The unilateral annexation of any parts of Palestinian territory is illegal under international law. Outside of the US and Israel is it widely seen as an obstacle to peace and a two-state solution to the Israeli Palestinian conflict.
Mr Gantz has repeatedly promised to make any act of annexation conditional on “international consent” which the deal does not deliver.
In confusing language, the agreement talks only of “international discussion” and securing the US’s blessing. It gives Mr Gantz no veto power to stop an annexation bill from being presented to the parliament.
“Annexation has nothing to do with the coronavirus but yet the deal explicitly states it can be promoted from as early as 1 July, meaning within two months this could happen as long as Trump plays along,” said Tal Schneider, diplomatic and political correspondent at Israeli daily Globes.
“It seems they were concerned that people from Blue and White might obstruct and so the document says if the prime minister wants to bring annexation legislation to parliament it can be done via Likud MPs as a private (rather than a government) bill.”
In short this means annexation can be “legislated fast”.

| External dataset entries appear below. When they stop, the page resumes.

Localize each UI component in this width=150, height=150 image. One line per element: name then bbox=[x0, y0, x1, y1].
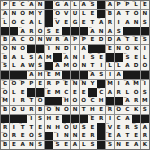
grid-cell[interactable]: 11A bbox=[106, 1, 114, 9]
clue-number: 8 bbox=[71, 1, 72, 4]
grid-cell[interactable]: 37S bbox=[27, 53, 35, 61]
grid-cell[interactable]: 38A bbox=[36, 53, 44, 61]
grid-cell[interactable]: 85O bbox=[1, 132, 9, 140]
grid-cell[interactable]: 45L bbox=[106, 62, 114, 70]
grid-cell[interactable]: D bbox=[62, 45, 70, 53]
grid-cell[interactable]: 16A bbox=[1, 10, 9, 18]
grid-cell[interactable]: I bbox=[80, 53, 88, 61]
grid-cell[interactable]: R bbox=[88, 132, 96, 140]
grid-cell[interactable]: E bbox=[132, 132, 140, 140]
grid-cell[interactable]: L bbox=[141, 53, 149, 61]
grid-cell[interactable]: N bbox=[115, 141, 123, 149]
grid-cell[interactable]: O bbox=[132, 88, 140, 96]
grid-cell[interactable]: 18B bbox=[106, 10, 114, 18]
grid-cell[interactable]: N bbox=[36, 36, 44, 44]
grid-cell[interactable]: 12P bbox=[115, 1, 123, 9]
grid-cell[interactable]: 89S bbox=[53, 141, 61, 149]
grid-cell[interactable]: M bbox=[53, 88, 61, 96]
grid-cell[interactable]: 46L bbox=[115, 62, 123, 70]
clue-number: 56 bbox=[106, 80, 109, 83]
grid-cell[interactable]: O bbox=[27, 36, 35, 44]
grid-cell[interactable]: 75E bbox=[88, 115, 96, 123]
grid-cell[interactable]: M bbox=[45, 53, 53, 61]
grid-cell[interactable]: 6G bbox=[53, 1, 61, 9]
grid-cell[interactable]: 79O bbox=[62, 123, 70, 131]
grid-cell[interactable]: I bbox=[115, 80, 123, 88]
grid-cell[interactable]: N bbox=[80, 62, 88, 70]
grid-cell[interactable]: G bbox=[71, 18, 79, 26]
grid-cell[interactable]: E bbox=[88, 123, 96, 131]
grid-cell[interactable]: R bbox=[132, 97, 140, 105]
cell-letter: L bbox=[21, 55, 25, 61]
grid-cell[interactable]: L bbox=[80, 141, 88, 149]
grid-cell[interactable]: R bbox=[123, 123, 131, 131]
grid-cell[interactable]: K bbox=[132, 45, 140, 53]
grid-cell[interactable]: T bbox=[88, 18, 96, 26]
grid-cell[interactable]: 14L bbox=[132, 1, 140, 9]
grid-cell[interactable]: C bbox=[62, 88, 70, 96]
grid-cell[interactable]: 15E bbox=[141, 1, 149, 9]
cell-letter: S bbox=[38, 63, 42, 69]
grid-cell[interactable]: C bbox=[123, 106, 131, 114]
grid-cell[interactable]: 73O bbox=[115, 106, 123, 114]
clue-number: 76 bbox=[1, 123, 4, 126]
grid-cell[interactable]: 68A bbox=[123, 97, 131, 105]
grid-cell[interactable]: E bbox=[71, 88, 79, 96]
grid-cell[interactable]: A bbox=[115, 10, 123, 18]
grid-cell[interactable]: M bbox=[141, 97, 149, 105]
grid-cell[interactable]: 61E bbox=[45, 88, 53, 96]
grid-cell[interactable]: O bbox=[18, 10, 26, 18]
grid-cell[interactable]: 54N bbox=[71, 80, 79, 88]
clue-number: 42 bbox=[124, 53, 127, 56]
grid-cell[interactable]: 66H bbox=[62, 97, 70, 105]
grid-cell[interactable]: 41E bbox=[97, 53, 105, 61]
grid-cell[interactable]: 52P bbox=[18, 80, 26, 88]
grid-cell[interactable]: 8L bbox=[71, 1, 79, 9]
grid-cell[interactable]: O bbox=[132, 10, 140, 18]
clue-number: 53 bbox=[62, 80, 65, 83]
grid-cell[interactable]: S bbox=[36, 62, 44, 70]
grid-cell[interactable]: O bbox=[123, 45, 131, 53]
grid-cell[interactable]: N bbox=[71, 106, 79, 114]
cell-letter: N bbox=[55, 46, 60, 52]
black-cell bbox=[36, 88, 44, 96]
grid-cell[interactable]: 40S bbox=[88, 53, 96, 61]
black-cell bbox=[123, 71, 131, 79]
grid-cell[interactable]: 53E bbox=[62, 80, 70, 88]
grid-cell[interactable]: E bbox=[36, 80, 44, 88]
grid-cell[interactable]: M bbox=[27, 10, 35, 18]
grid-cell[interactable]: V bbox=[62, 10, 70, 18]
cell-letter: U bbox=[73, 11, 78, 17]
grid-cell[interactable]: E bbox=[115, 123, 123, 131]
black-cell bbox=[27, 45, 35, 53]
grid-cell[interactable]: R bbox=[45, 80, 53, 88]
grid-cell[interactable]: K bbox=[132, 106, 140, 114]
grid-cell[interactable]: H bbox=[88, 106, 96, 114]
grid-cell[interactable]: R bbox=[97, 115, 105, 123]
grid-cell[interactable]: 20V bbox=[53, 18, 61, 26]
grid-cell[interactable]: H bbox=[45, 115, 53, 123]
clue-number: 38 bbox=[36, 53, 39, 56]
grid-cell[interactable]: 84A bbox=[141, 123, 149, 131]
clue-number: 82 bbox=[106, 123, 109, 126]
black-cell bbox=[45, 1, 53, 9]
clue-number: 81 bbox=[80, 123, 83, 126]
cell-letter: R bbox=[12, 133, 16, 139]
grid-cell[interactable]: A bbox=[80, 45, 88, 53]
grid-cell[interactable]: 83S bbox=[132, 123, 140, 131]
grid-cell[interactable]: 86I bbox=[53, 132, 61, 140]
grid-cell[interactable]: O bbox=[36, 27, 44, 35]
grid-cell[interactable]: O bbox=[62, 106, 70, 114]
clue-number: 35 bbox=[106, 45, 109, 48]
clue-number: 26 bbox=[10, 36, 13, 39]
grid-cell[interactable]: L bbox=[10, 88, 18, 96]
grid-cell[interactable]: N bbox=[97, 27, 105, 35]
grid-cell[interactable]: K bbox=[141, 141, 149, 149]
cell-letter: A bbox=[108, 29, 112, 35]
grid-cell[interactable]: S bbox=[141, 18, 149, 26]
clue-number: 4 bbox=[28, 1, 29, 4]
grid-cell[interactable]: 1P bbox=[1, 1, 9, 9]
grid-cell[interactable]: T bbox=[123, 10, 131, 18]
grid-cell[interactable]: E bbox=[18, 132, 26, 140]
grid-cell[interactable]: 88B bbox=[1, 141, 9, 149]
grid-cell[interactable]: 64T bbox=[27, 97, 35, 105]
clue-number: 25 bbox=[1, 36, 4, 39]
cell-letter: U bbox=[20, 107, 25, 113]
grid-cell[interactable]: 42S bbox=[123, 53, 131, 61]
grid-cell[interactable]: O bbox=[141, 62, 149, 70]
grid-cell[interactable]: I bbox=[97, 62, 105, 70]
grid-cell[interactable]: 31E bbox=[132, 36, 140, 44]
grid-cell[interactable]: N bbox=[53, 45, 61, 53]
grid-cell[interactable]: N bbox=[71, 132, 79, 140]
grid-cell[interactable]: 32S bbox=[141, 36, 149, 44]
clue-number: 73 bbox=[115, 106, 118, 109]
grid-cell[interactable]: S bbox=[88, 141, 96, 149]
crossword-grid: 1P2E3C4A5N6G7A8L9A10S11A12P13P14L15E16AN… bbox=[0, 0, 150, 150]
cell-letter: I bbox=[56, 133, 58, 139]
grid-cell[interactable]: 27A bbox=[62, 36, 70, 44]
grid-cell[interactable]: E bbox=[80, 18, 88, 26]
grid-cell[interactable]: L bbox=[80, 10, 88, 18]
grid-cell[interactable]: Y bbox=[88, 80, 96, 88]
grid-cell[interactable]: 39A bbox=[62, 53, 70, 61]
black-cell bbox=[115, 97, 123, 105]
grid-cell[interactable]: A bbox=[18, 141, 26, 149]
grid-cell[interactable]: U bbox=[71, 10, 79, 18]
grid-cell[interactable]: N bbox=[45, 123, 53, 131]
grid-cell[interactable]: L bbox=[123, 88, 131, 96]
grid-cell[interactable]: 29P bbox=[80, 36, 88, 44]
grid-cell[interactable]: O bbox=[10, 106, 18, 114]
black-cell bbox=[132, 71, 140, 79]
grid-cell[interactable]: 48E bbox=[45, 71, 53, 79]
grid-cell[interactable]: I bbox=[106, 115, 114, 123]
grid-cell[interactable]: 49A bbox=[88, 71, 96, 79]
grid-cell[interactable]: E bbox=[80, 88, 88, 96]
cell-letter: S bbox=[38, 142, 42, 148]
grid-cell[interactable]: 81S bbox=[80, 123, 88, 131]
grid-cell[interactable]: 24A bbox=[88, 27, 96, 35]
clue-number: 32 bbox=[141, 36, 144, 39]
grid-cell[interactable]: 36B bbox=[1, 53, 9, 61]
grid-cell[interactable]: E bbox=[132, 53, 140, 61]
grid-cell[interactable]: 62C bbox=[97, 88, 105, 96]
cell-letter: E bbox=[91, 125, 95, 131]
grid-cell[interactable]: N bbox=[62, 132, 70, 140]
grid-cell[interactable]: I bbox=[71, 45, 79, 53]
grid-cell[interactable]: P bbox=[53, 80, 61, 88]
grid-cell[interactable]: 67C bbox=[88, 97, 96, 105]
grid-cell[interactable]: O bbox=[71, 97, 79, 105]
grid-cell[interactable]: E bbox=[36, 123, 44, 131]
grid-cell[interactable]: C bbox=[18, 36, 26, 44]
grid-cell[interactable]: B bbox=[36, 106, 44, 114]
grid-cell[interactable]: 25B bbox=[1, 36, 9, 44]
grid-cell[interactable]: 47A bbox=[27, 71, 35, 79]
grid-cell[interactable]: A bbox=[27, 18, 35, 26]
grid-cell[interactable]: I bbox=[10, 97, 18, 105]
grid-cell[interactable]: 87E bbox=[106, 132, 114, 140]
black-cell bbox=[45, 62, 53, 70]
grid-cell[interactable]: O bbox=[18, 45, 26, 53]
grid-cell[interactable]: U bbox=[18, 106, 26, 114]
grid-cell[interactable]: 76R bbox=[1, 123, 9, 131]
cell-letter: I bbox=[118, 20, 120, 26]
grid-cell[interactable]: E bbox=[18, 88, 26, 96]
grid-cell[interactable]: S bbox=[115, 27, 123, 35]
grid-cell[interactable]: 82V bbox=[106, 123, 114, 131]
grid-cell[interactable]: I bbox=[141, 45, 149, 53]
grid-cell[interactable]: E bbox=[123, 141, 131, 149]
grid-cell[interactable]: R bbox=[18, 97, 26, 105]
grid-cell[interactable]: 77I bbox=[10, 123, 18, 131]
grid-cell[interactable]: H bbox=[53, 123, 61, 131]
clue-number: 33 bbox=[1, 45, 4, 48]
grid-cell[interactable]: A bbox=[123, 18, 131, 26]
grid-cell[interactable]: 65O bbox=[36, 97, 44, 105]
grid-cell[interactable]: 78T bbox=[18, 123, 26, 131]
grid-cell[interactable]: S bbox=[97, 71, 105, 79]
grid-cell[interactable]: 5N bbox=[36, 1, 44, 9]
cell-letter: G bbox=[55, 2, 60, 8]
grid-cell[interactable]: N bbox=[71, 53, 79, 61]
grid-cell[interactable]: N bbox=[115, 45, 123, 53]
grid-cell[interactable]: 7A bbox=[62, 1, 70, 9]
grid-cell[interactable]: 44A bbox=[53, 62, 61, 70]
grid-cell[interactable]: A bbox=[115, 36, 123, 44]
cell-letter: I bbox=[144, 46, 146, 52]
grid-cell[interactable]: O bbox=[27, 132, 35, 140]
grid-cell[interactable]: 60O bbox=[1, 88, 9, 96]
grid-cell[interactable]: 35E bbox=[106, 45, 114, 53]
cell-letter: C bbox=[21, 20, 25, 26]
cell-letter: N bbox=[116, 142, 121, 148]
grid-cell[interactable]: W bbox=[45, 36, 53, 44]
grid-cell[interactable]: R bbox=[106, 18, 114, 26]
grid-cell[interactable]: L bbox=[36, 18, 44, 26]
grid-cell[interactable]: 21A bbox=[97, 18, 105, 26]
grid-cell[interactable]: N bbox=[132, 18, 140, 26]
grid-cell[interactable]: E bbox=[10, 141, 18, 149]
grid-cell[interactable]: 80U bbox=[71, 123, 79, 131]
cell-letter: N bbox=[116, 46, 121, 52]
grid-cell[interactable]: R bbox=[115, 88, 123, 96]
grid-cell[interactable]: 51O bbox=[10, 80, 18, 88]
grid-cell[interactable]: A bbox=[71, 141, 79, 149]
grid-cell[interactable]: E bbox=[80, 132, 88, 140]
grid-cell[interactable]: T bbox=[27, 123, 35, 131]
clue-number: 29 bbox=[80, 36, 83, 39]
grid-cell[interactable]: 28P bbox=[71, 36, 79, 44]
grid-cell[interactable]: 55N bbox=[80, 80, 88, 88]
black-cell bbox=[106, 97, 114, 105]
grid-cell[interactable]: N bbox=[141, 10, 149, 18]
cell-letter: O bbox=[11, 107, 16, 113]
grid-cell[interactable]: E bbox=[53, 27, 61, 35]
cell-letter: A bbox=[29, 2, 33, 8]
grid-cell[interactable]: 33O bbox=[1, 45, 9, 53]
grid-cell[interactable]: Y bbox=[36, 10, 44, 18]
grid-cell[interactable]: T bbox=[80, 106, 88, 114]
grid-cell[interactable]: A bbox=[115, 71, 123, 79]
grid-cell[interactable]: E bbox=[62, 18, 70, 26]
grid-cell[interactable]: 72R bbox=[106, 106, 114, 114]
grid-cell[interactable]: R bbox=[53, 36, 61, 44]
grid-cell[interactable]: R bbox=[10, 132, 18, 140]
grid-cell[interactable]: S bbox=[36, 132, 44, 140]
grid-cell[interactable]: O bbox=[80, 97, 88, 105]
grid-cell[interactable]: 10S bbox=[88, 1, 96, 9]
grid-cell[interactable]: E bbox=[62, 141, 70, 149]
grid-cell[interactable]: 71N bbox=[53, 106, 61, 114]
grid-cell[interactable]: H bbox=[97, 97, 105, 105]
grid-cell[interactable]: M bbox=[53, 71, 61, 79]
grid-cell[interactable]: T bbox=[123, 132, 131, 140]
grid-cell[interactable]: 43S bbox=[1, 62, 9, 70]
grid-cell[interactable]: S bbox=[141, 106, 149, 114]
grid-cell[interactable]: E bbox=[88, 10, 96, 18]
cell-letter: L bbox=[38, 20, 42, 26]
grid-cell[interactable]: R bbox=[141, 132, 149, 140]
grid-cell[interactable]: P bbox=[27, 80, 35, 88]
grid-cell[interactable]: 34I bbox=[45, 45, 53, 53]
grid-cell[interactable]: 74I bbox=[27, 115, 35, 123]
grid-cell[interactable]: M bbox=[62, 62, 70, 70]
grid-cell[interactable]: 4A bbox=[27, 1, 35, 9]
grid-cell[interactable]: 69B bbox=[1, 106, 9, 114]
cell-letter: N bbox=[99, 29, 104, 35]
grid-cell[interactable]: A bbox=[123, 62, 131, 70]
clue-number: 18 bbox=[106, 10, 109, 13]
clue-number: 65 bbox=[36, 97, 39, 100]
grid-cell[interactable]: D bbox=[106, 36, 114, 44]
grid-cell[interactable]: 70O bbox=[45, 106, 53, 114]
grid-cell[interactable]: N bbox=[10, 10, 18, 18]
cell-letter: L bbox=[126, 90, 130, 96]
grid-cell[interactable]: S bbox=[36, 115, 44, 123]
grid-cell[interactable]: S bbox=[141, 88, 149, 96]
grid-cell[interactable]: L bbox=[10, 62, 18, 70]
grid-cell[interactable]: D bbox=[132, 62, 140, 70]
grid-cell[interactable]: C bbox=[115, 115, 123, 123]
grid-cell[interactable]: O bbox=[10, 18, 18, 26]
cell-letter: O bbox=[29, 133, 34, 139]
grid-cell[interactable]: N bbox=[27, 141, 35, 149]
grid-cell[interactable]: I bbox=[115, 18, 123, 26]
black-cell bbox=[27, 88, 35, 96]
black-cell bbox=[1, 71, 9, 79]
grid-cell[interactable]: 58M bbox=[132, 80, 140, 88]
grid-cell[interactable]: 17O bbox=[53, 10, 61, 18]
black-cell bbox=[45, 132, 53, 140]
grid-cell[interactable]: 63M bbox=[1, 97, 9, 105]
grid-cell[interactable]: 22A bbox=[18, 27, 26, 35]
grid-cell[interactable]: R bbox=[27, 27, 35, 35]
grid-cell[interactable]: L bbox=[18, 53, 26, 61]
cell-letter: D bbox=[99, 37, 104, 43]
grid-cell[interactable]: A bbox=[106, 27, 114, 35]
grid-cell[interactable]: A bbox=[115, 132, 123, 140]
grid-cell[interactable]: 56M bbox=[106, 80, 114, 88]
black-cell bbox=[97, 123, 105, 131]
grid-cell[interactable]: E bbox=[88, 36, 96, 44]
grid-cell[interactable]: E bbox=[97, 106, 105, 114]
grid-cell[interactable]: 26A bbox=[10, 36, 18, 44]
grid-cell[interactable]: H bbox=[36, 71, 44, 79]
grid-cell[interactable]: 90S bbox=[106, 141, 114, 149]
grid-cell[interactable]: 19L bbox=[1, 18, 9, 26]
grid-cell[interactable]: A bbox=[18, 62, 26, 70]
grid-cell[interactable]: 50C bbox=[1, 80, 9, 88]
grid-cell[interactable]: I bbox=[106, 71, 114, 79]
grid-cell[interactable]: 3C bbox=[18, 1, 26, 9]
grid-cell[interactable]: 13P bbox=[123, 1, 131, 9]
black-cell bbox=[141, 115, 149, 123]
cell-letter: W bbox=[28, 63, 34, 69]
black-cell bbox=[80, 71, 88, 79]
grid-cell[interactable]: A bbox=[10, 53, 18, 61]
grid-cell[interactable]: 30T bbox=[123, 36, 131, 44]
grid-cell[interactable]: W bbox=[27, 62, 35, 70]
grid-cell[interactable]: 2E bbox=[10, 1, 18, 9]
cell-letter: T bbox=[125, 11, 129, 17]
cell-letter: P bbox=[3, 2, 7, 8]
grid-cell[interactable]: D bbox=[97, 36, 105, 44]
grid-cell[interactable]: C bbox=[18, 18, 26, 26]
cell-letter: A bbox=[64, 2, 68, 8]
grid-cell[interactable]: O bbox=[71, 62, 79, 70]
grid-cell[interactable]: R bbox=[27, 106, 35, 114]
grid-cell[interactable]: 9A bbox=[80, 1, 88, 9]
grid-cell[interactable]: T bbox=[88, 62, 96, 70]
grid-cell[interactable]: S bbox=[36, 141, 44, 149]
grid-cell[interactable]: 23S bbox=[45, 27, 53, 35]
grid-cell[interactable]: A bbox=[132, 141, 140, 149]
grid-cell[interactable]: A bbox=[106, 88, 114, 96]
grid-cell[interactable]: N bbox=[10, 45, 18, 53]
grid-cell[interactable]: 59I bbox=[141, 80, 149, 88]
grid-cell[interactable]: E bbox=[53, 115, 61, 123]
grid-cell[interactable]: A bbox=[123, 115, 131, 123]
grid-cell[interactable]: 57A bbox=[123, 80, 131, 88]
clue-number: 62 bbox=[97, 88, 100, 91]
black-cell bbox=[97, 80, 105, 88]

Schneider raised further concerns around clauses which stipulate that if the Supreme Court rules against Mr Netanyahu forcing him to step down, rather than Mr Gantz or anyone else taking over, the action has to trigger a fourth election.
“It sets it up that everyone will blame the Supreme Court for yet another round of elections. Instead of saying they’re doing justice, people will blame them for the next vote,” Schneider added.
That said the deal is not all victories for the prime minister.
This document marks the first time Mr Netanyahu has signed a document stating he will step down as prime minister. He will have to share power with a staunch rival. The government, a sprawling alliance now containing centrist figures, is no longer the pro-Bibi ultra-right religious-nationalist body it once was.
For a man in power since 2009, who has survived the seemingly impossible and carved such a deep niche for himself in the world, that is a big moment.